After reading the post from Jan about the UIQ2 transformation, I decided to make some tests myself. I gathered statistics
about the bit probabilities for each of the 256 possible bits (not counting the terminating NUL byte) of the Turing machine
"strings".
The main part, creating the Turing strings and initializing the RNG was completely taken over from uiq.cpp, only the strings
are written to a 33 byte buffer instead of a file or stdout. The statistics part gathers two types of information at the moment.
First, the total probabilites for each of the 256 bits are collected. This is a very basic test and not very useful. Many of the
probabilities are between 45 and 55 percent for "bit is 0", so I guess you can't really take an advantage out of this except that
you can see a "saw tooth" characteristic - looking at bytes, the probabilities for 0 get higher at the LSB (more on this later).
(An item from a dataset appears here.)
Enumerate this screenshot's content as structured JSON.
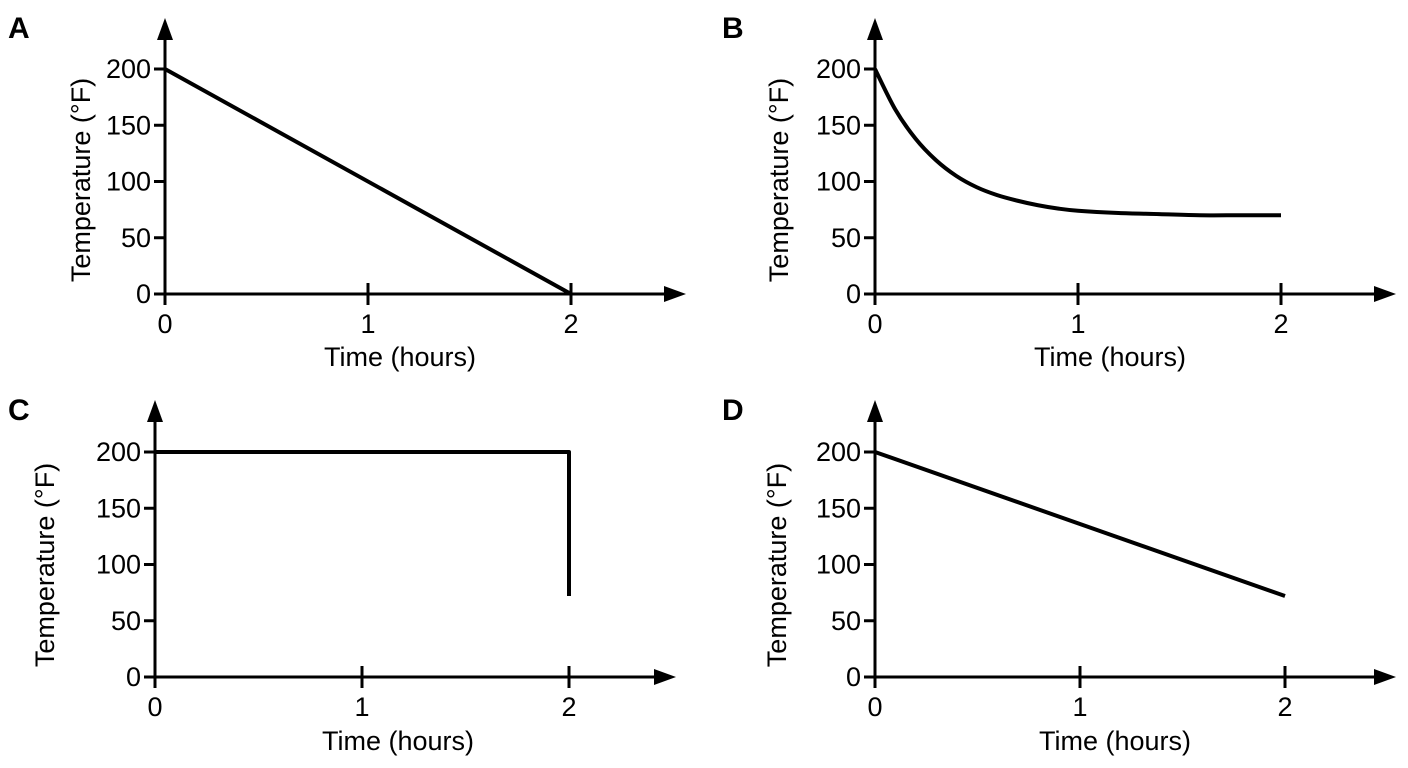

Second, the probabilities for each bit are collected, but splitted, depending on the byte length of the strings (1-32). I'll post a
part of the results here, a full result set with exact numbers can be found at http://schnaader.info/uiq2_stats.txt.
I can provide the source code and binaries if somebody is interested, but at the moment I think the program isn't that useful.
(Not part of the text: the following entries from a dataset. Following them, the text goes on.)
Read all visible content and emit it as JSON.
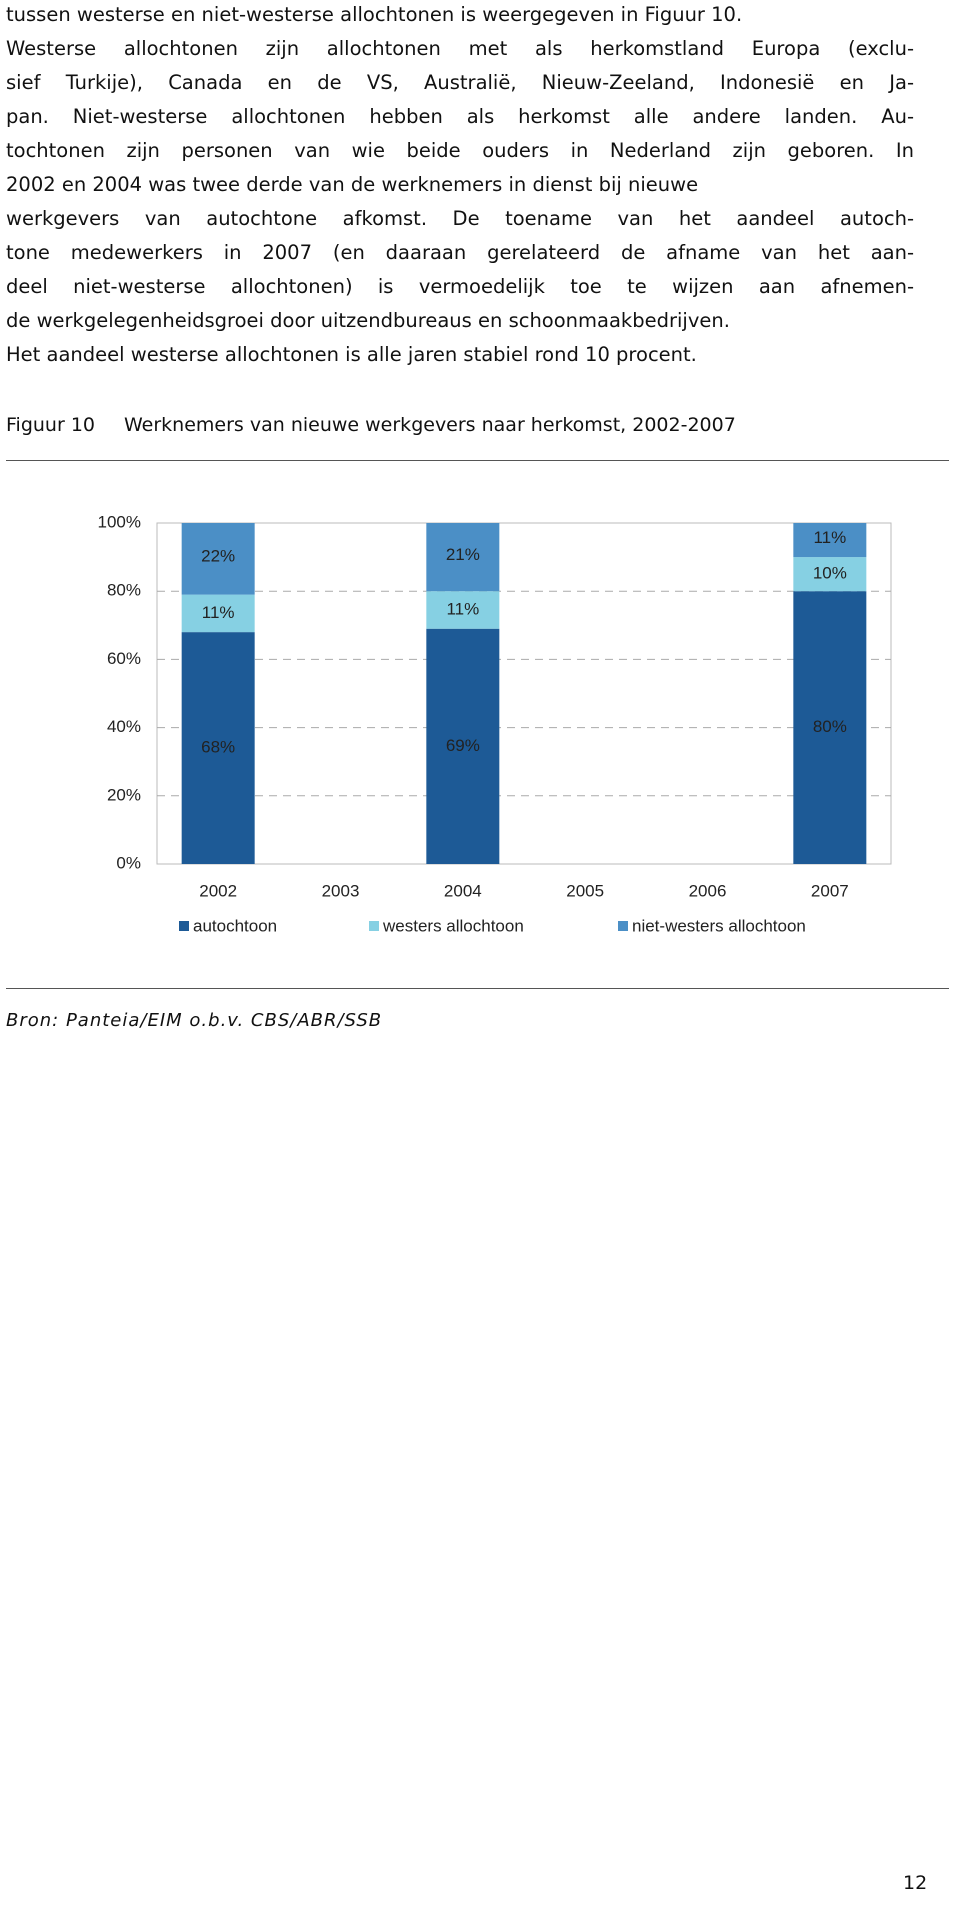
{
  "paragraph": {
    "lines": [
      "tussen westerse en niet-westerse allochtonen is weergegeven in Figuur 10.",
      "Westerse allochtonen zijn allochtonen met als herkomstland Europa (exclu-",
      "sief Turkije), Canada en de VS, Australië, Nieuw-Zeeland, Indonesië en Ja-",
      "pan. Niet-westerse allochtonen hebben als herkomst alle andere landen. Au-",
      "tochtonen zijn personen van wie beide ouders in Nederland zijn geboren. In",
      "2002 en 2004 was twee derde van de werknemers in dienst bij nieuwe",
      "werkgevers van autochtone afkomst. De toename van het aandeel autoch-",
      "tone medewerkers in 2007 (en daaraan gerelateerd de afname van het aan-",
      "deel niet-westerse allochtonen) is vermoedelijk toe te wijzen aan afnemen-",
      "de werkgelegenheidsgroei door uitzendbureaus en schoonmaakbedrijven.",
      "Het aandeel westerse allochtonen is alle jaren stabiel rond 10 procent."
    ]
  },
  "figure": {
    "number": "Figuur 10",
    "caption": "Werknemers van nieuwe werkgevers naar herkomst, 2002-2007"
  },
  "chart_data": {
    "type": "stacked_bar",
    "categories": [
      "2002",
      "2003",
      "2004",
      "2005",
      "2006",
      "2007"
    ],
    "series": [
      {
        "name": "autochtoon",
        "color": "#1d5a96",
        "values": [
          68,
          null,
          69,
          null,
          null,
          80
        ],
        "value_labels": [
          "68%",
          null,
          "69%",
          null,
          null,
          "80%"
        ]
      },
      {
        "name": "westers allochtoon",
        "color": "#86d0e3",
        "values": [
          11,
          null,
          11,
          null,
          null,
          10
        ],
        "value_labels": [
          "11%",
          null,
          "11%",
          null,
          null,
          "10%"
        ]
      },
      {
        "name": "niet-westers allochtoon",
        "color": "#4b8fc6",
        "values": [
          22,
          null,
          21,
          null,
          null,
          11
        ],
        "value_labels": [
          "22%",
          null,
          "21%",
          null,
          null,
          "11%"
        ]
      }
    ],
    "ylim": [
      0,
      100
    ],
    "yticks": [
      {
        "value": 0,
        "label": "0%"
      },
      {
        "value": 20,
        "label": "20%"
      },
      {
        "value": 40,
        "label": "40%"
      },
      {
        "value": 60,
        "label": "60%"
      },
      {
        "value": 80,
        "label": "80%"
      },
      {
        "value": 100,
        "label": "100%"
      }
    ],
    "grid": true,
    "legend": "bottom"
  },
  "source": "Bron: Panteia/EIM o.b.v. CBS/ABR/SSB",
  "page_number": "12"
}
Numbers are integers ranging from 0 to 100 giving the probability of each bit being 0, bits are ordered from MSB to LSB.
The number of strings examined for this is 620 million (about 5 hours of 800 MHz CPU time):
Code:
Length 1: 43 49 56 62 69 76 82 88
Length 2: 49 49 49 49 49 49 49 49 41 50 59 67 74 81 86 91
Length 3: 49 48 47 46 46 45 45 45 45 45 45 44 45 44 45 45 36 47 57 65 73 79 85 91
Length 4: 48 46 45 42 41 40 39 38 39 36 36 36 36 34 36 34 35 35 35 34 36 34 34 35 31 38 48 54 63 71 78 85
Length 16:
47 45 43 41 40 38 37 37 36 35 34 35 33 34 34 33 33 34 33 34 33 33 33 35 32 33 34 34 34 34 32 34 33 34 34 34 32 34 34 34 33 34 33 34
34 33 33 34 32 34 33 33 33 34 33 33 34 33 34 35 32 33 34 34 33 34 32 34 34 34 33 34 32 34 34 33 33 34 33 34 33 33 33 35 32 33 34 33
33 34 32 34 33 33 33 34 32 33 34 33 33 34 33 34 34 33 33 34 33 34 34 33 33 34 33 34 34 33 34 35 31 38 46 53 62 71 81 91
For most of the strings, the first bits are uniformly distributed, but the last byte always starts at low probabilities (30-40%) and
steadily grows to very high probabilities (85-90%). This is because most of the programs will halt or time out at the start or the
middle of a byte and the remaining bits are filled up with 0 bits.
Also, lengths 4 and 16 do somehow favor 1 bits, other lengths do not show this.
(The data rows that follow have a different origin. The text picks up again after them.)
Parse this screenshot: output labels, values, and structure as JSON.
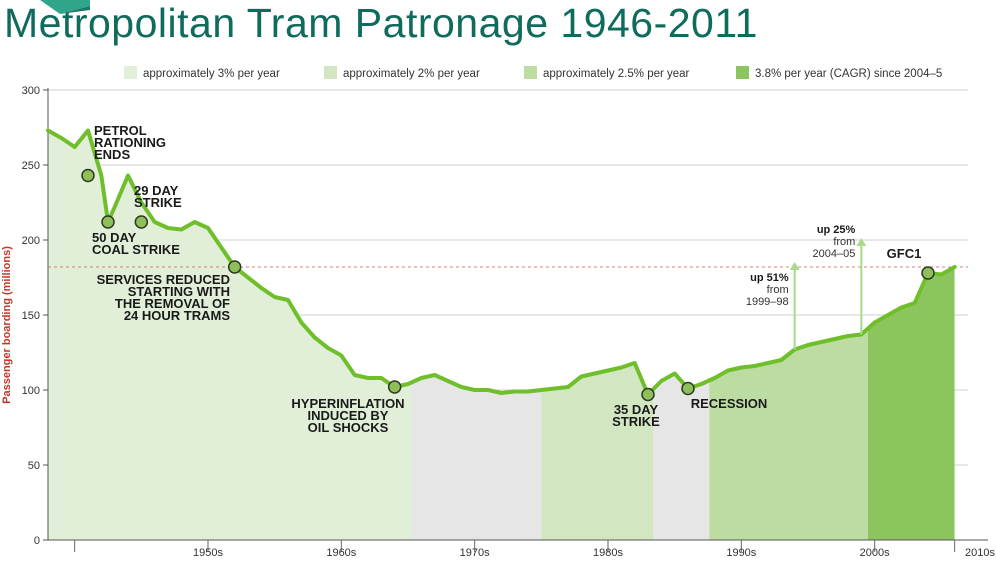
{
  "title": "Metropolitan Tram Patronage 1946-2011",
  "colors": {
    "title": "#0f6b5c",
    "line": "#6fbf2a",
    "dashed": "#d9534f"
  },
  "chart_data": {
    "type": "area",
    "ylabel": "Passenger boarding (millions)",
    "ylim": [
      0,
      300
    ],
    "yticks": [
      0,
      50,
      100,
      150,
      200,
      250,
      300
    ],
    "xlim": [
      1943,
      2012
    ],
    "decades": [
      "1950s",
      "1960s",
      "1970s",
      "1980s",
      "1990s",
      "2000s",
      "2010s"
    ],
    "legend": [
      {
        "label": "approximately 3% per year",
        "color": "#e1efd8"
      },
      {
        "label": "approximately 2% per year",
        "color": "#d2e6c2"
      },
      {
        "label": "approximately 2.5% per year",
        "color": "#bcdca2"
      },
      {
        "label": "3.8% per year (CAGR) since 2004–5",
        "color": "#8cc45e"
      }
    ],
    "bands": [
      {
        "from": 1943,
        "to": 1970.3,
        "color": "#e1efd8"
      },
      {
        "from": 1970.3,
        "to": 1980,
        "color": "#e6e6e6"
      },
      {
        "from": 1980,
        "to": 1988.4,
        "color": "#d2e6c2"
      },
      {
        "from": 1988.4,
        "to": 1992.6,
        "color": "#e6e6e6"
      },
      {
        "from": 1992.6,
        "to": 2004.5,
        "color": "#bcdca2"
      },
      {
        "from": 2004.5,
        "to": 2011,
        "color": "#8cc45e"
      }
    ],
    "reference_line": 182,
    "series": [
      {
        "x": [
          1943,
          1944,
          1945,
          1946,
          1947,
          1947.5,
          1948,
          1949,
          1950,
          1951,
          1952,
          1953,
          1954,
          1955,
          1956,
          1957,
          1958,
          1959,
          1960,
          1961,
          1962,
          1963,
          1964,
          1965,
          1966,
          1967,
          1968,
          1969,
          1970,
          1971,
          1972,
          1973,
          1974,
          1975,
          1976,
          1977,
          1978,
          1979,
          1980,
          1981,
          1982,
          1983,
          1984,
          1985,
          1986,
          1987,
          1988,
          1989,
          1990,
          1991,
          1992,
          1993,
          1994,
          1995,
          1996,
          1997,
          1998,
          1999,
          2000,
          2001,
          2002,
          2003,
          2004,
          2005,
          2006,
          2007,
          2008,
          2009,
          2010,
          2011
        ],
        "values": [
          273,
          268,
          262,
          273,
          243,
          212,
          222,
          243,
          225,
          212,
          208,
          207,
          212,
          208,
          195,
          182,
          175,
          168,
          162,
          160,
          145,
          135,
          128,
          123,
          110,
          108,
          108,
          102,
          104,
          108,
          110,
          106,
          102,
          100,
          100,
          98,
          99,
          99,
          100,
          101,
          102,
          109,
          111,
          113,
          115,
          118,
          97,
          106,
          111,
          101,
          104,
          108,
          113,
          115,
          116,
          118,
          120,
          127,
          130,
          132,
          134,
          136,
          137,
          145,
          150,
          155,
          158,
          178,
          177,
          182
        ]
      }
    ],
    "annotations": [
      {
        "x": 1946,
        "y": 243,
        "lines": [
          "PETROL",
          "RATIONING",
          "ENDS"
        ]
      },
      {
        "x": 1947.5,
        "y": 212,
        "lines": [
          "50 DAY",
          "COAL STRIKE"
        ]
      },
      {
        "x": 1950,
        "y": 212,
        "lines": [
          "29 DAY",
          "STRIKE"
        ]
      },
      {
        "x": 1957,
        "y": 182,
        "lines": [
          "SERVICES REDUCED",
          "STARTING WITH",
          "THE REMOVAL OF",
          "24 HOUR TRAMS"
        ]
      },
      {
        "x": 1969,
        "y": 102,
        "lines": [
          "HYPERINFLATION",
          "INDUCED BY",
          "OIL SHOCKS"
        ]
      },
      {
        "x": 1988,
        "y": 97,
        "lines": [
          "35 DAY",
          "STRIKE"
        ]
      },
      {
        "x": 1991,
        "y": 101,
        "lines": [
          "RECESSION"
        ]
      },
      {
        "x": 2009,
        "y": 178,
        "lines": [
          "GFC1"
        ]
      }
    ],
    "callouts": [
      {
        "x": 1999,
        "from": 127,
        "bold": "up 51%",
        "text": [
          "from",
          "1999–98"
        ]
      },
      {
        "x": 2004,
        "from": 137,
        "bold": "up 25%",
        "text": [
          "from",
          "2004–05"
        ]
      }
    ]
  }
}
At length 22 (not shown here), it seems that every second bit is 0 only ~33% of the time while the other bits are 0 about 45-50%
of the time. There were only 161851 strings of length 22 and this is decreasing fast (length 29 was seen only 38 times, lengths
30-32 didn't even occur once), so the probabilities of higher lengths should be used with caution.
After gathering this data, the next step I thought about would be to gather statistics about the probability of each bit
being 0 or 1, depending on the byte length of the string and the previous 8 bits. But before doing this, I wanted to get
some opinions to see if this could be useful to increase compression ratio on UIQ.
My first thought was to flip each bit that has a high probability to be 1, so more of the bits would be 0, but I think this
would only work for worse distributions. Perhaps the next step reveals some of these, but at the moment, lowest probabilites are
at about 30% and they're not that common. Another disadvantage of this method is that it creates some NUL bytes inside
of the strings, so there would be some overhead from switching to another format (f.e. "5 bits for the length of the
encoded string + encoded string" instead of "string + NUL").
Another question is: How much of this is already used (and so worthless)? I guess at least PAQ "sees" that the last bits
before a 0 byte tend to be 0, so this isn't really worth it, is it? Same for the statistics gathered so far - I don't think that ratio
can be improved much using this information. The next step (probabilities depending on the last 8 bits) might be worth a try,
but even this could be useless. What are the expert's opinions?